July 7, 2012 8:37 AM   Subscribe

What are these plants in in my yard? [Jun 4-1] [Jun 4-2] [Jun 4-3] [Jun 26] [Jul 7]

In the beginning of June I noticed several unidentified plants growing in my lawn. I left them alone to see what they would turn into and now, a month later, I still haven’t been able to find anyone who can identify them. Several of us have searched Google images using various descriptions without luck.

There are about 5 plants spaced out across about 10 feet. I suspect that squirrels may have planted them. This is in Milwaukee, Wisconsin if that helps.

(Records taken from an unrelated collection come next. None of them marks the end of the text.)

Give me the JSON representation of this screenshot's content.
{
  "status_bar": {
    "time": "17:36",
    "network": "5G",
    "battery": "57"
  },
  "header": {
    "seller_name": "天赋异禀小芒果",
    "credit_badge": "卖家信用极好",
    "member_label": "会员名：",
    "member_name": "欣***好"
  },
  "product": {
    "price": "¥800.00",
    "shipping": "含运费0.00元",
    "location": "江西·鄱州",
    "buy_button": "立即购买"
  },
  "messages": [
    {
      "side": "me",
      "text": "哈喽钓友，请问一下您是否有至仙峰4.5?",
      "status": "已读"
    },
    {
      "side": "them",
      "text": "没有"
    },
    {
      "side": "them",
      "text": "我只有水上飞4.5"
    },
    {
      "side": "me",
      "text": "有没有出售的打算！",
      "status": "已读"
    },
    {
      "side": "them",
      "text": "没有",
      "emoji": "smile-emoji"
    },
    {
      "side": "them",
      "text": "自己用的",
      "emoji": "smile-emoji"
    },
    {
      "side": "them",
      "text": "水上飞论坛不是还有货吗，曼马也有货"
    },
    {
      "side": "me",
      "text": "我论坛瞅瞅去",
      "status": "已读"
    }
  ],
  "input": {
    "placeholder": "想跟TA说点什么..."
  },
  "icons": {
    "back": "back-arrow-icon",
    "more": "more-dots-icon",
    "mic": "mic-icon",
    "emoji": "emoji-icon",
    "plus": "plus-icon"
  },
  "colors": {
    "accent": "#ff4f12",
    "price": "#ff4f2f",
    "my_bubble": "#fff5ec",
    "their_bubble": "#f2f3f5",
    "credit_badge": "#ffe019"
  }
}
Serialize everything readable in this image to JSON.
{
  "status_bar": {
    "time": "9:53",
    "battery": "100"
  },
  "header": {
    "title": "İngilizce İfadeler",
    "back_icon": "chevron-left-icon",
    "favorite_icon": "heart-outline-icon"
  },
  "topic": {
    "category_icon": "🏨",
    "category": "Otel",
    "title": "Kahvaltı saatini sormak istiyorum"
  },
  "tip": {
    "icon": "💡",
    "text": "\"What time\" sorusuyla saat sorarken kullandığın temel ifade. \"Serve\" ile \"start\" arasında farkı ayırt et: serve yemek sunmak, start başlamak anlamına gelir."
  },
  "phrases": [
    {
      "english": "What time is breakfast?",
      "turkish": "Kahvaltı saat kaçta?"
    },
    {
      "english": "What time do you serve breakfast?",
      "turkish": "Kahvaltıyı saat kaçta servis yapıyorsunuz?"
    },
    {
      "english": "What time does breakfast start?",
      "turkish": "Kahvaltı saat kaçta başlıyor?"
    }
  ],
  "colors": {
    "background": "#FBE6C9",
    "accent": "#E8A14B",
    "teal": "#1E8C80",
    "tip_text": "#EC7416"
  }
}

Does anyone know what these might be?
posted by TeknoKid to Home & Garden (6 answers total)
 
Orchids! Epipactis helleborine, to be specific. Very cool!
posted by vers at 8:59 AM on July 7, 2012


Wow, you've got wild orchids growing in your lawn! Specifically, Epipactis helleborine, a European orchid. They are occasionally invasive and quite tenacious, so good if you're looking for a tough plant and are willing to keep it under control. Yours look beautiful.
posted by VelveteenBabbitt at 9:13 AM on July 7, 2012


Thanks!

So if I was going to transplant these to a more convenient location how much of the surrounding soil should I move so as to not damage the roots?
posted by TeknoKid at 9:30 AM on July 7, 2012


Only a wild-ass guess, but at least 6 inches in diameter by 8 inches deep. More would be better than less, and remember to water regularly after transplanting until the plants are well-established.
posted by vers at 9:35 AM on July 7, 2012


If they're invasive, removing more soil is also a good idea to keep them from growing back in the original spot.
posted by maryr at 12:17 PM on July 7, 2012


One note on orchids - They absolutely depend on the mycorrhizal fungi present in their soil; so if you want to transplant them, take as much of the dirt around them as you can.

Note also that you don't just need "mycorrhizae" as an abstract concept like "dirt" - You need the very specific type(s) currently in the soil around those plants - So don't try to add one of the currently-popular "super fertilizers" containing micorrhizae to your plants, or you'll potentially end up having them out-compete the native species already established.